L’affaire Facebook n’est pas la seule qui fait le plus parler d’elle en termes de protection des données personnelles. Il y a aussi celle concernant Gindr, la célèbre application de rencontres gay. Dans l’objectif d’améliorer ses services, celle-ci n’a pas hésité à partager avec deux prestataires extérieurs des données utilisateurs. Mise en cause dans cette affaire, l’entreprise refuse de faire un mea culpa, mais affirme sa volonté de ne plus recourir à une telle pratique. Mais que dit la loi sur une affaire de ce genre ? Eléments de réponse dans cet article.
Recueil et utilisations polémiques de statuts sérologiques
Grindr est l’une des rares applications de rencontre où il existe un champ concernant le statut sérologique au moment de l’inscription. Certes, le remplissage est facultatif, mais cela n’enlève en rien le fait que cette pratique est inhabituelle. Par ailleurs, dans son article 8, la loi informatique et libertés interdit la collecte des données sensibles, entre autres celles concernant la santé ou la vie sexuelle d’un individu. Le même texte prévoit cependant des exceptions, parmi lesquelles le fait que la personne concernée a fourni un consentement exprès. Pour justifier ces exceptions cependant, il faut prouver la pertinence desdites données dans le fonctionnement d’un tel site. Clémence Scottez, chef du service des affaires économiques de la Cnil, pense que le statut sérologique ne devrait pas y avoir sa place. La collecte n’est ainsi, pour elle, pas légitime.
Grindr a-t-elle le droit au partage de ces données ?
Pour ses dirigeants, il est insensé de comparer cette affaire à celle qui a mis à mal depuis quelques semaines le géant Facebook, en parlant notamment de « pratiques standard dans l’industrie ». Ils affirment même détenir l’une des clauses contractuelles les plus strictes en matière de confidentialité et sécurité des données et de vie privée. Le site de rencontres soutient, par ailleurs, qu’il ne pourra jamais vendre les informations confidentielles de ses membres.
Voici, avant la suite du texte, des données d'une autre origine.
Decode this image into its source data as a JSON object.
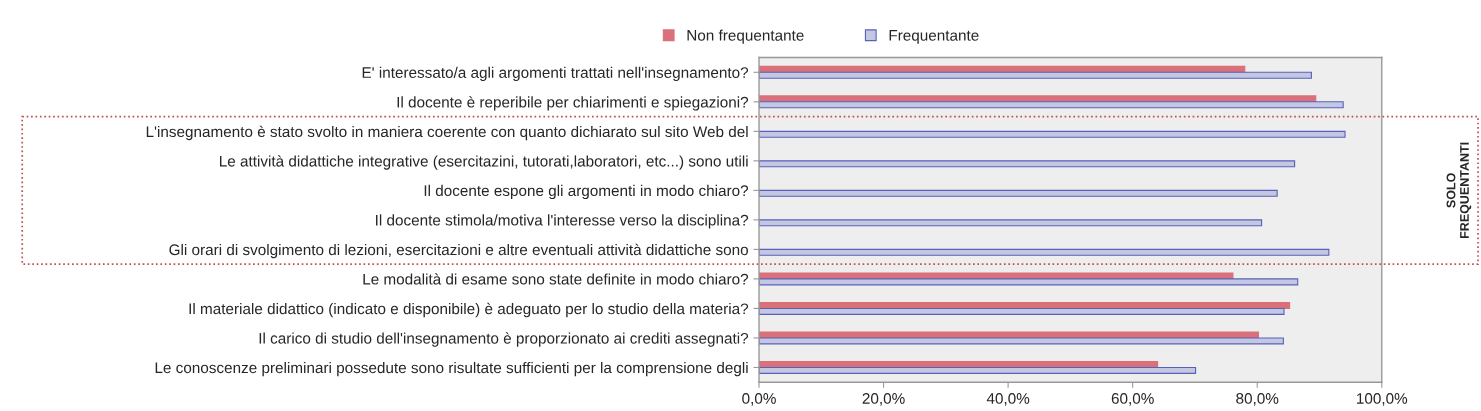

Si son explication s’est arrêtée là, la polémique ne risquait pas de s’enfler. Malheureusement, Grindr a préféré aller plus loin en renvoyant la balle à ses membres, disant que ceux-ci savaient que les informations sur leur profil deviennent publiques. Pourtant la loi française indique clairement que ce partage « doit faire l’objet d’un consentement exprès et spécifique, sauf si le tiers agit en tant que « sous-traitant », sous le seul contrôle de l’éditeur du site qui l’emploie, et ne traite pas les données pour son propre compte ». Ce statut de sous-traitant peut cependant être sujet à débats et lorsqu’il a été contacté par un journaliste, l’un des prestataires qui a reçu ces données a soutenu que le traitement de ces informations se réalise pour le compte du site de rencontres.
À l’heure où nous écrivons cet article donc, Grindr ne risque quasiment rien, mais il ne pourra agir de la même façon après la mise en vigueur du règlement général sur la protection des données. Ce texte prévoit en effet des conditions plus strictes de validité du consentement des utilisateurs.